Seite 3: „Da kommt der nächste große Nationalspieler“

Mit Video-Auf­zeich­nungen in den unteren Ligen asso­zi­iert man ja oft Möch­te­gern-Profis“ mit bunten Schuhen. Wie kamen solche Aktionen in der Grup­pen­liga an? 

Das war ver­rückt. In den unteren Ligen wird ja nichts mit­ge­schnitten, und auf einmal steht da jemand und filmt die kom­pletten 90 Minuten. Natür­lich haben sich alle über mich lustig gemacht, nach dem Motto: Da kommt der nächste große Natio­nal­spieler, der lässt ja sogar seine Spiele filmen!“ Naja, ich hab’s ertragen. 

Haben sich die Videos denn wenigs­tens gelohnt? 

Total! Als Reak­tion wurde ich ins Trai­nings­camp nach Japan ein­ge­laden, da wurden wir in den ver­schie­densten Berei­chen getestet – Aus­dauer, Kör­per­fett, tech­ni­sche Qua­lität. Am Ball war ich auch ganz okay, nur beim Kör­per­fett­an­teil hab ich nicht so gut abge­schnitten. (Lacht.) Aber allein mit der Natio­nal­mann­schaft in ein Trai­nings­camp zu fliegen – das war der Wahn­sinn. Der Trainer hat alles pro­fes­sio­nell gestaltet, am Ende bekam ich sogar ein Zeugnis wie in der Schule.

Was stand drin?

Leider war das Ergebnis, dass ich erst einmal weiter Videos ein­schi­cken solle und par­allel etwas an meiner Fit­ness arbeiten müsse. Zum WM-Qua­li­fi­ka­tions-Playoff gegen Bhutan wurde ich dann leider nicht nomi­niert. 

Trotz der ganzen Videos? 

Dafür kann es auch andere Gründe gegeben haben. Guam ist ein armer Ver­band, im Land selbst gibt es viele Spieler, die noch vor Ort kicken, soge­nannte Local Player“. Die über­legen sich dann zweimal, ob sie extra jemanden aus der 8. Liga Deutsch­lands ein­fliegen lassen. Als ich das begriff, war ich wirk­lich ent­täuscht und hatte meine Natio­nal­mann­schafts­kar­riere eigent­lich abge­hakt.

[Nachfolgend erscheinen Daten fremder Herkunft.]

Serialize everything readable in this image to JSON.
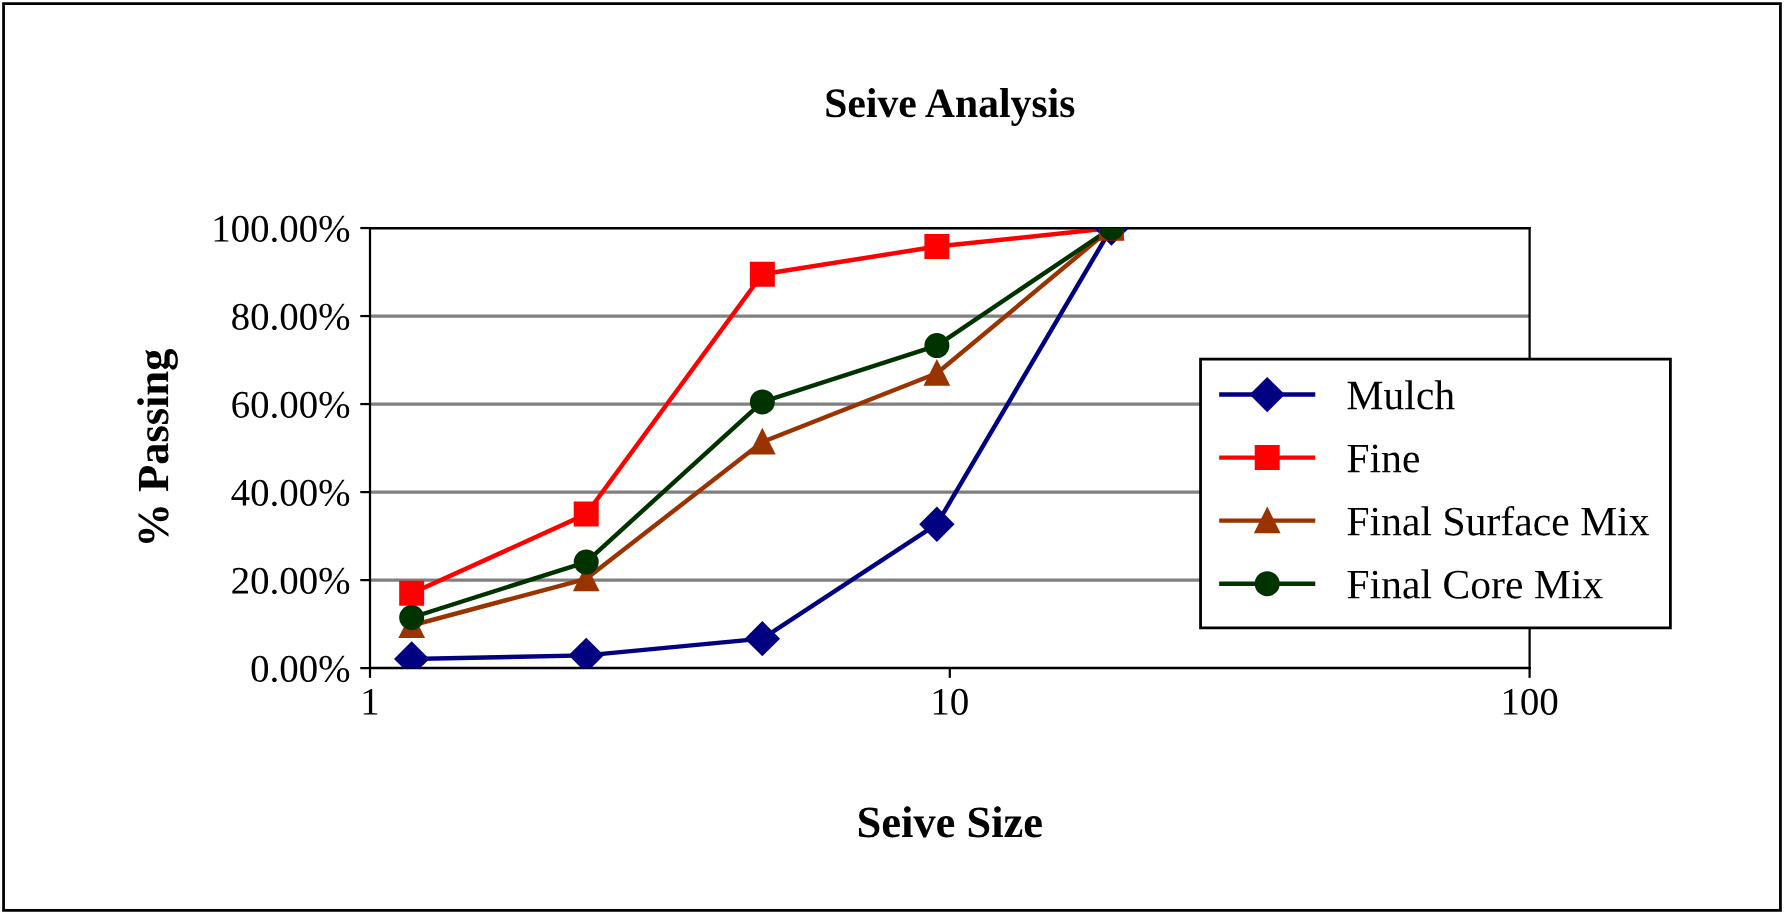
{
  "chart_data": {
    "type": "line",
    "title": "Seive Analysis",
    "xlabel": "Seive Size",
    "ylabel": "% Passing",
    "log": "x",
    "xlim": [
      1,
      100
    ],
    "xticks": [
      1,
      10,
      100
    ],
    "ylim": [
      0,
      100
    ],
    "yticks": [
      {
        "value": 0,
        "label": "0.00%"
      },
      {
        "value": 20,
        "label": "20.00%"
      },
      {
        "value": 40,
        "label": "40.00%"
      },
      {
        "value": 60,
        "label": "60.00%"
      },
      {
        "value": 80,
        "label": "80.00%"
      },
      {
        "value": 100,
        "label": "100.00%"
      }
    ],
    "grid": "y",
    "legend": "right",
    "x": [
      1.18,
      2.36,
      4.75,
      9.5,
      19
    ],
    "series": [
      {
        "name": "Mulch",
        "color": "#000080",
        "marker": "diamond",
        "values": [
          2.1,
          2.9,
          6.7,
          32.7,
          100
        ]
      },
      {
        "name": "Fine",
        "color": "#ff0000",
        "marker": "square",
        "values": [
          17,
          35,
          89.5,
          95.8,
          100
        ]
      },
      {
        "name": "Final Surface Mix",
        "color": "#993300",
        "marker": "triangle",
        "values": [
          9.7,
          20.3,
          51.4,
          67,
          100
        ]
      },
      {
        "name": "Final Core Mix",
        "color": "#003300",
        "marker": "circle",
        "values": [
          11.5,
          24.1,
          60.5,
          73.3,
          100
        ]
      }
    ]
  }
}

Jetzt kam doch nochmal ein Anruf vom Trainer. 

Genau, richtig geil. Ich war selbst total über­rascht. Zwei Aus­wärts­spiele in China und Syrien, die größten Spiele in der Geschichte der Natio­nal­mann­schaft. Teams aus Los-Topf eins und zwei, rich­tige Kra­cher-Mann­schaften. Das werden super Spiele.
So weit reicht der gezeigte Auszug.